Ideas on Categorizing Changes and Problems…


Everybody categorizes changes and problems. But what I find is that the categories are typically too narrow and don’t allow for broader understanding of  what is driving your IT shop.

Usually data will show that you do a lot of work in a certain application or service. Or that your changes are only planned 8 days in advance or your emergency changes are 15% of all changes. Or maybe you had 13 problems in Email last year.

But this doesn’t help explain what is driving these numbers

Change Categories

I am a big fan of not just capturing if your Change effort was an Emergency or not but what the real driver for the change was.

In particular, I believe you can “categorize” your change efforts into just a few buckets:

Break/fix – something is broken and you have to fix it.
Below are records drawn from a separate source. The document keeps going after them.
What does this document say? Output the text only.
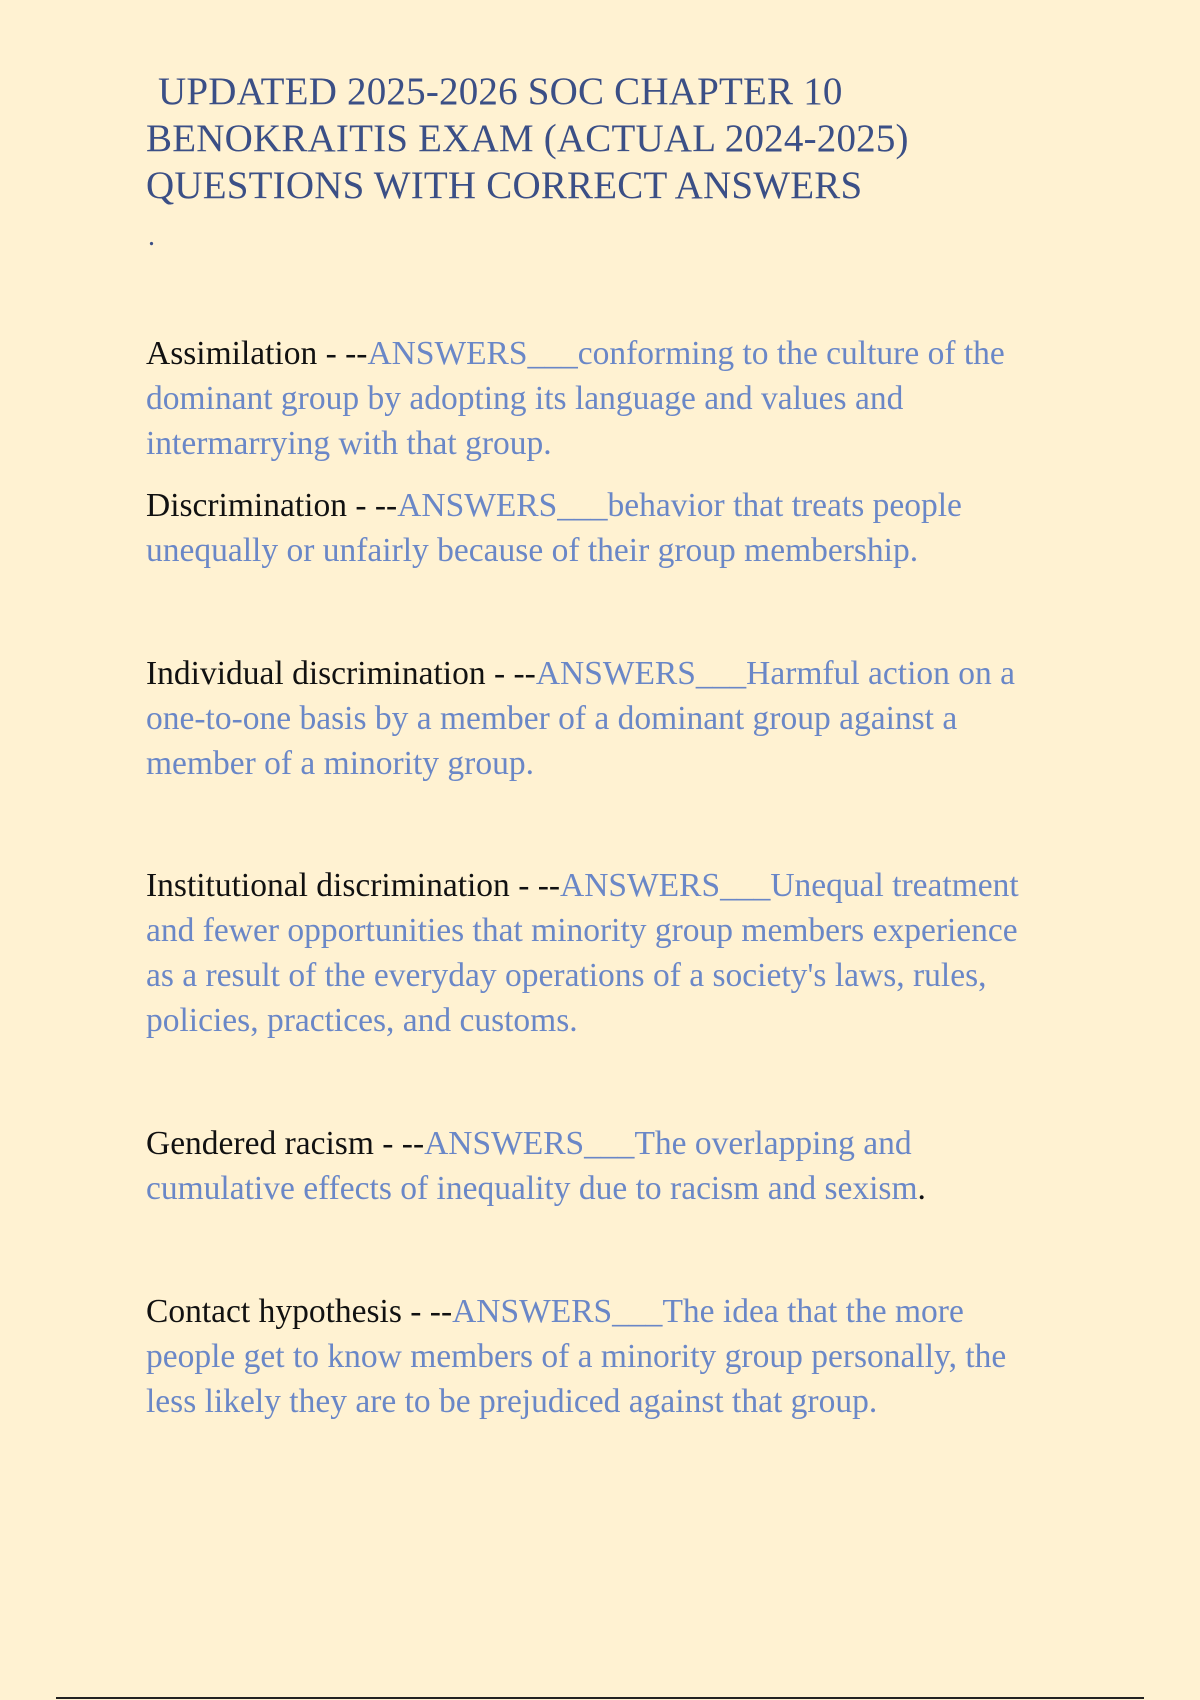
UPDATED 2025-2026 SOC CHAPTER 10
BENOKRAITIS EXAM (ACTUAL 2024-2025)
QUESTIONS WITH CORRECT ANSWERS
.
Assimilation - --ANSWERS___conforming to the culture of the dominant group by adopting its language and values and intermarrying with that group.
Discrimination - --ANSWERS___behavior that treats people unequally or unfairly because of their group membership.
Individual discrimination - --ANSWERS___Harmful action on a one-to-one basis by a member of a dominant group against a member of a minority group.
Institutional discrimination - --ANSWERS___Unequal treatment and fewer opportunities that minority group members experience as a result of the everyday operations of a society's laws, rules, policies, practices, and customs.
Gendered racism - --ANSWERS___The overlapping and cumulative effects of inequality due to racism and sexism.
Contact hypothesis - --ANSWERS___The idea that the more people get to know members of a minority group personally, the less likely they are to be prejudiced against that group.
Planned Maintenance – Maybe this is a planned patch or reboot or even upgrade of your application. This is just to keep things going, maybe to maintain support with a vendor or close a security hole. There is no “additional benefit” to the client  that is driving this effort there might be some, but it isn’t the driver. How do you know if it is the driver? Well, how are you selling the effort? Are you selling it the change effort as something that will change the way the client works (additional features) or will they even notice? Is it more for your IT support staff or for the client? If it is for your IT staff – it is PM (unless it has already broken, then it is B/F).

Enhancement – This one is tricky. Most people in IT will want their work to go here but in reality, it is probably PM. Enhancement is for change efforts that will ‘enhance’ the way the client does work today. It will cause some Business change as a result. If your change doesn’t do this, or doesn’t intend to do this, it isn’t an Enhancement. Some examples:

I have a plain old telephone system. I am switching it all out for IP telephony at some considerable expense. This requires a lot of IT engineering and transition planning. When it is done, the business will be able to make phone calls just like they do today.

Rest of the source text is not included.